I am a unique brand of obsessive.  In engineering school, I had a job at Spar Aerospace doing menial work in technical publications. While working at Spar, I enrolled in ground school at the Edmonton Flying Club, and also frequented hobby shops collecting parts for a plastic model airplane.  To me, it was all related, and in some mysterious way, assembling that toy plane would make me a better engineer.

Spar closed down.  I didn’t finish flight school, or even the model airplane.  I started to wonder if I was fickle, and doomed to adopt hobbies only to neglect them.  I realize now that what I wanted was to devote my time, my entire life, to one end.  To combine hobby and career.  To focus on one idea, and try to reconcile its various elements, large and small, old and new, theoretical and practical.  To develop my own unified theory.

And all of a sudden, there was food.  Food marries art and science.  In a conversation about cake you are as likely to mention the hygroscopic properties of sugar as you are Marie Antoinette.  When cooking, you are as likely to use an immersion circulator with a feedback temperature controller as you are a match or a piece of wood.  Food encompasses endless variety that all drives towards the same, gratifying end.

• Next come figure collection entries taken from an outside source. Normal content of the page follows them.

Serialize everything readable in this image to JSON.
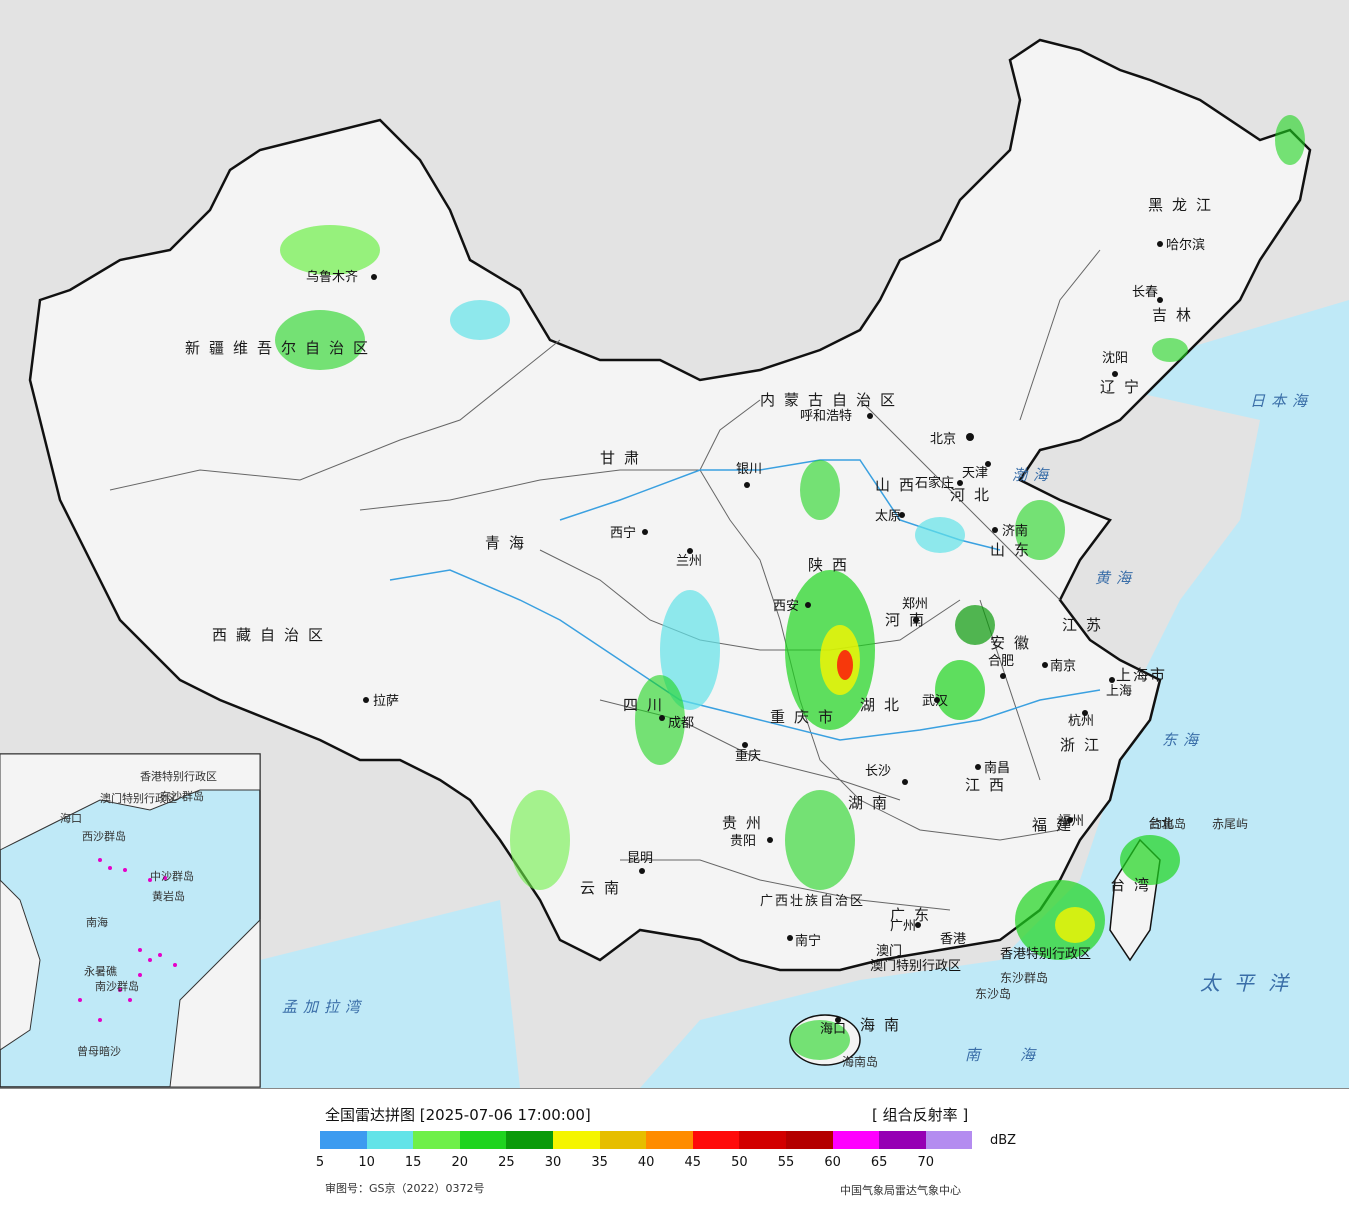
{
  "map": {
    "provinces": [
      {
        "name": "新疆维吾尔自治区"
      },
      {
        "name": "西藏自治区"
      },
      {
        "name": "青海"
      },
      {
        "name": "甘肃"
      },
      {
        "name": "内蒙古自治区"
      },
      {
        "name": "黑龙江"
      },
      {
        "name": "吉林"
      },
      {
        "name": "辽宁"
      },
      {
        "name": "河北"
      },
      {
        "name": "山西"
      },
      {
        "name": "陕西"
      },
      {
        "name": "河南"
      },
      {
        "name": "山东"
      },
      {
        "name": "江苏"
      },
      {
        "name": "安徽"
      },
      {
        "name": "湖北"
      },
      {
        "name": "四川"
      },
      {
        "name": "重庆市"
      },
      {
        "name": "贵州"
      },
      {
        "name": "云南"
      },
      {
        "name": "湖南"
      },
      {
        "name": "江西"
      },
      {
        "name": "浙江"
      },
      {
        "name": "福建"
      },
      {
        "name": "广东"
      },
      {
        "name": "广西壮族自治区"
      },
      {
        "name": "海南"
      },
      {
        "name": "台湾"
      },
      {
        "name": "上海市"
      }
    ],
    "cities": [
      {
        "name": "乌鲁木齐"
      },
      {
        "name": "拉萨"
      },
      {
        "name": "西宁"
      },
      {
        "name": "兰州"
      },
      {
        "name": "银川"
      },
      {
        "name": "呼和浩特"
      },
      {
        "name": "北京"
      },
      {
        "name": "天津"
      },
      {
        "name": "石家庄"
      },
      {
        "name": "太原"
      },
      {
        "name": "济南"
      },
      {
        "name": "西安"
      },
      {
        "name": "郑州"
      },
      {
        "name": "合肥"
      },
      {
        "name": "南京"
      },
      {
        "name": "上海"
      },
      {
        "name": "杭州"
      },
      {
        "name": "武汉"
      },
      {
        "name": "成都"
      },
      {
        "name": "重庆"
      },
      {
        "name": "贵阳"
      },
      {
        "name": "昆明"
      },
      {
        "name": "长沙"
      },
      {
        "name": "南昌"
      },
      {
        "name": "福州"
      },
      {
        "name": "广州"
      },
      {
        "name": "南宁"
      },
      {
        "name": "海口"
      },
      {
        "name": "哈尔滨"
      },
      {
        "name": "长春"
      },
      {
        "name": "沈阳"
      },
      {
        "name": "香港"
      },
      {
        "name": "澳门"
      },
      {
        "name": "台北"
      }
    ],
    "seas": [
      {
        "name": "日本海"
      },
      {
        "name": "渤海"
      },
      {
        "name": "黄海"
      },
      {
        "name": "东海"
      },
      {
        "name": "南海"
      },
      {
        "name": "太平洋"
      },
      {
        "name": "孟加拉湾"
      }
    ],
    "islands": [
      {
        "name": "钓鱼岛"
      },
      {
        "name": "赤尾屿"
      },
      {
        "name": "东沙群岛"
      },
      {
        "name": "东沙岛"
      },
      {
        "name": "海南岛"
      }
    ],
    "special_regions": [
      {
        "name": "香港特别行政区"
      },
      {
        "name": "澳门特别行政区"
      }
    ],
    "inset": {
      "labels": [
        "南海",
        "西沙群岛",
        "中沙群岛",
        "南沙群岛",
        "黄岩岛",
        "永暑礁",
        "曾母暗沙",
        "东沙群岛",
        "香港特别行政区",
        "澳门特别行政区",
        "海口"
      ]
    }
  },
  "legend": {
    "title": "全国雷达拼图 [2025-07-06 17:00:00]",
    "product": "[ 组合反射率 ]",
    "unit": "dBZ",
    "ticks": [
      "5",
      "10",
      "15",
      "20",
      "25",
      "30",
      "35",
      "40",
      "45",
      "50",
      "55",
      "60",
      "65",
      "70"
    ],
    "colors": [
      "#3c9bf0",
      "#63e3e8",
      "#6ef048",
      "#1ed41e",
      "#0a9a0a",
      "#f5f500",
      "#e6be00",
      "#ff8c00",
      "#ff0a0a",
      "#d20000",
      "#b40000",
      "#ff00ff",
      "#9600b4",
      "#b48cf0"
    ],
    "review_no": "审图号：GS京（2022）0372号",
    "source": "中国气象局雷达气象中心"
  }
}
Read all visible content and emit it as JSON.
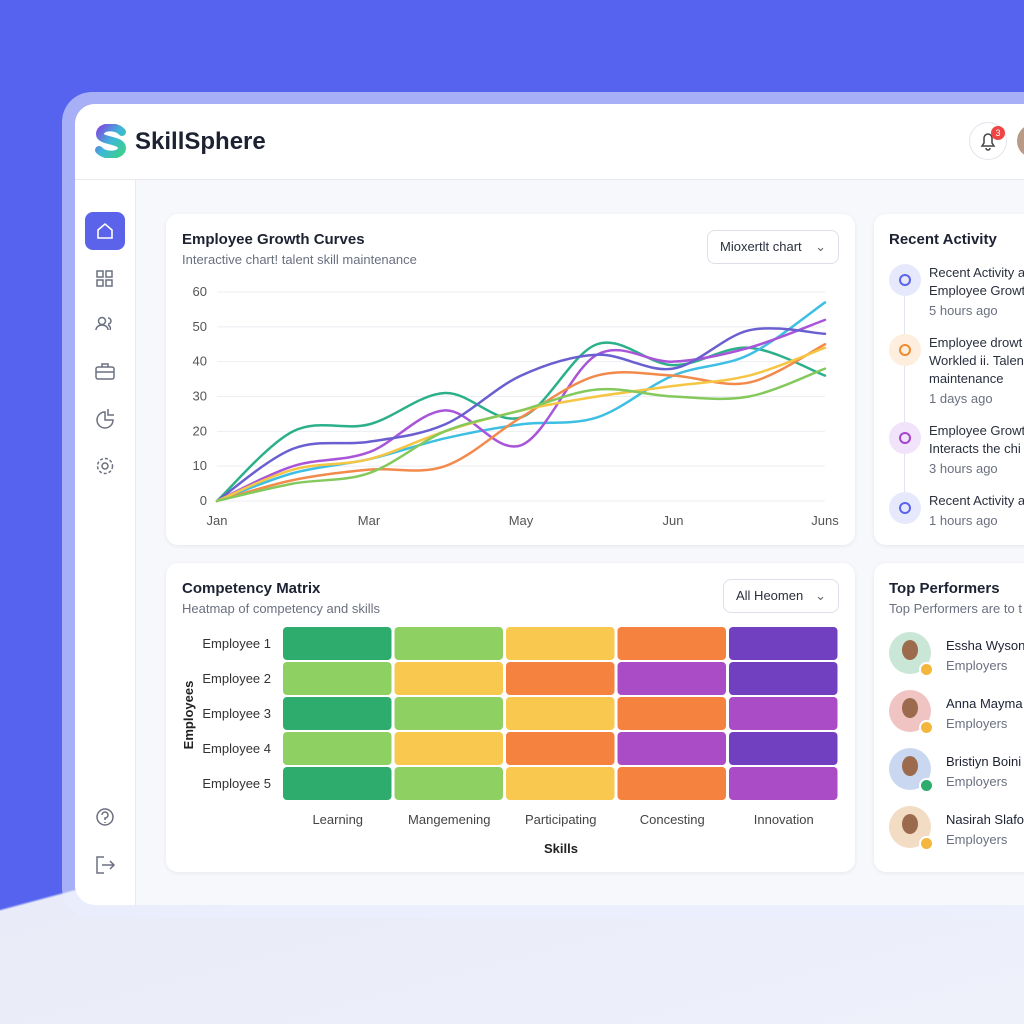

Food is now my life, much to the exclusion of the many hobbies I have collected over the years.  From the tiny kitchen at Hulbert’s, I have since worked at:

  • the Cajun diner and Whyte Avenue institution Dadeo;
  • contemporary fine-dining restaurant Jack’s Grill;
  • gourmet Italian landmark Mercato, in Calgary;
  • a collection of traditional kitchens in Semmering, Austria;
  • the peerless “cult food truck” Nomad Mobile; and
  • most recently, Elm Café and Catering.
I am also a founding director of Eat Alberta, a non-profit that runs a yearly, hands-on conference that teaches Edmontonians how to find and prepare local ingredients.

 

About Button Soup

There are all kinds of posts on Button Soup, but as time goes on, the best posts are those that attempt the above-mentioned reconciliations.  A good example of what I am trying to do on this site is the Potatoes page.  The text contains all sorts of contrasts:

  • pop-culture and high-culture
  • past and present
  • old world and new world
  • abstract theory and practical application

Of all the above dichotomies, the one that has always interested me the most is past and present.  When I cook, eat, and write, foremost in my mind is food’s relation to history and culture.  We’re pretty good at tracing that connection in the traditional cuisines of Europe, but have difficulty finding it in food in Alberta.

Towards Cuisine

Though the posts on Button Soup take several forms, my ultimate goal is to take our idea of “local food” beyond ingredients and into dishes, flavour combinations, and traditions that make sense to Albertan landscapes and sensibilities.

Some representative posts: buffalo tongue and marrow, mead, headcheese, pickles, and rumpot. Along similar lines are posts about common, local food that is usually forgotten, like rabbits, dandelions, and chokecherries.

Thank you for reading this far.  This “About” section has been kind of masturbatory.  But then again, most blogs are.